Namun Dicky mengingatkan, proses evaluasi itu tak bisa dilakukan serampangan. Gugus Tugas Percepatan Penanganan COVID-19 harus melibatkan pakar epidemiologi dan penyakit menular. "Persoalannya sekarang, siapa yang mengevaluasi juga harus tepat, tak bisa sembarangan. Harus orang yang paham strategi menghadapi pandemi," katanya.

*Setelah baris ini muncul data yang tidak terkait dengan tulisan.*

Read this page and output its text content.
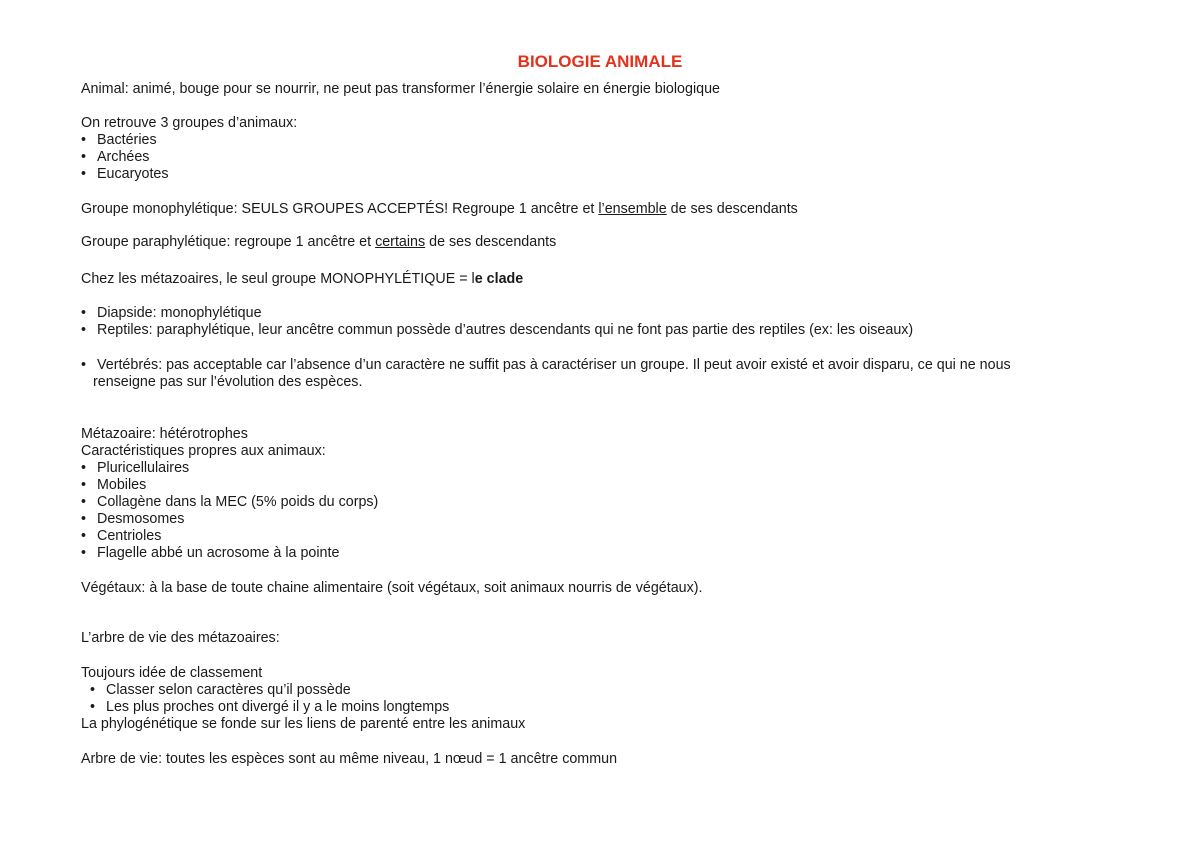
BIOLOGIE ANIMALE
Animal: animé, bouge pour se nourrir, ne peut pas transformer l’énergie solaire en énergie biologique
On retrouve 3 groupes d’animaux:
• Bactéries
• Archées
• Eucaryotes
Groupe monophylétique: SEULS GROUPES ACCEPTÉS! Regroupe 1 ancêtre et l’ensemble de ses descendants
Groupe paraphylétique: regroupe 1 ancêtre et certains de ses descendants
Chez les métazoaires, le seul groupe MONOPHYLÉTIQUE = le clade
• Diapside: monophylétique
• Reptiles: paraphylétique, leur ancêtre commun possède d’autres descendants qui ne font pas partie des reptiles (ex: les oiseaux)
• Vertébrés: pas acceptable car l’absence d’un caractère ne suffit pas à caractériser un groupe. Il peut avoir existé et avoir disparu, ce qui ne nous
renseigne pas sur l’évolution des espèces.
Métazoaire: hétérotrophes
Caractéristiques propres aux animaux:
• Pluricellulaires
• Mobiles
• Collagène dans la MEC (5% poids du corps)
• Desmosomes
• Centrioles
• Flagelle abbé un acrosome à la pointe
Végétaux: à la base de toute chaine alimentaire (soit végétaux, soit animaux nourris de végétaux).
L’arbre de vie des métazoaires:
Toujours idée de classement
• Classer selon caractères qu’il possède
• Les plus proches ont divergé il y a le moins longtemps
La phylogénétique se fonde sur les liens de parenté entre les animaux
Arbre de vie: toutes les espèces sont au même niveau, 1 nœud = 1 ancêtre commun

Tak cukup itu kolaborasi para ahli lintas disiplin ilmu harus menjadi bagian dalam evaluasi itu agar hasilnya jadi lebih komprehensif. "Jangan lupa libatkan para ahli terkait lainnya, seperti ahli ekonomi, sosiologi, dan juga psikologi," ujar Dicky.
SCROLL TO CONTINUE WITH CONTENT
Dicky sendiri berpendapat konsep PSBB yang berlaku saat ini selayaknya diubah meski ada daerah seperti Provinsi DKI Jakarta yang sudah menerapkan selama hampir satu bulan. Menurutnya lebih tepat jika dilakukan pada struktur wilayah terkecil atau sedang misalnya kelurahan atau kecamatan.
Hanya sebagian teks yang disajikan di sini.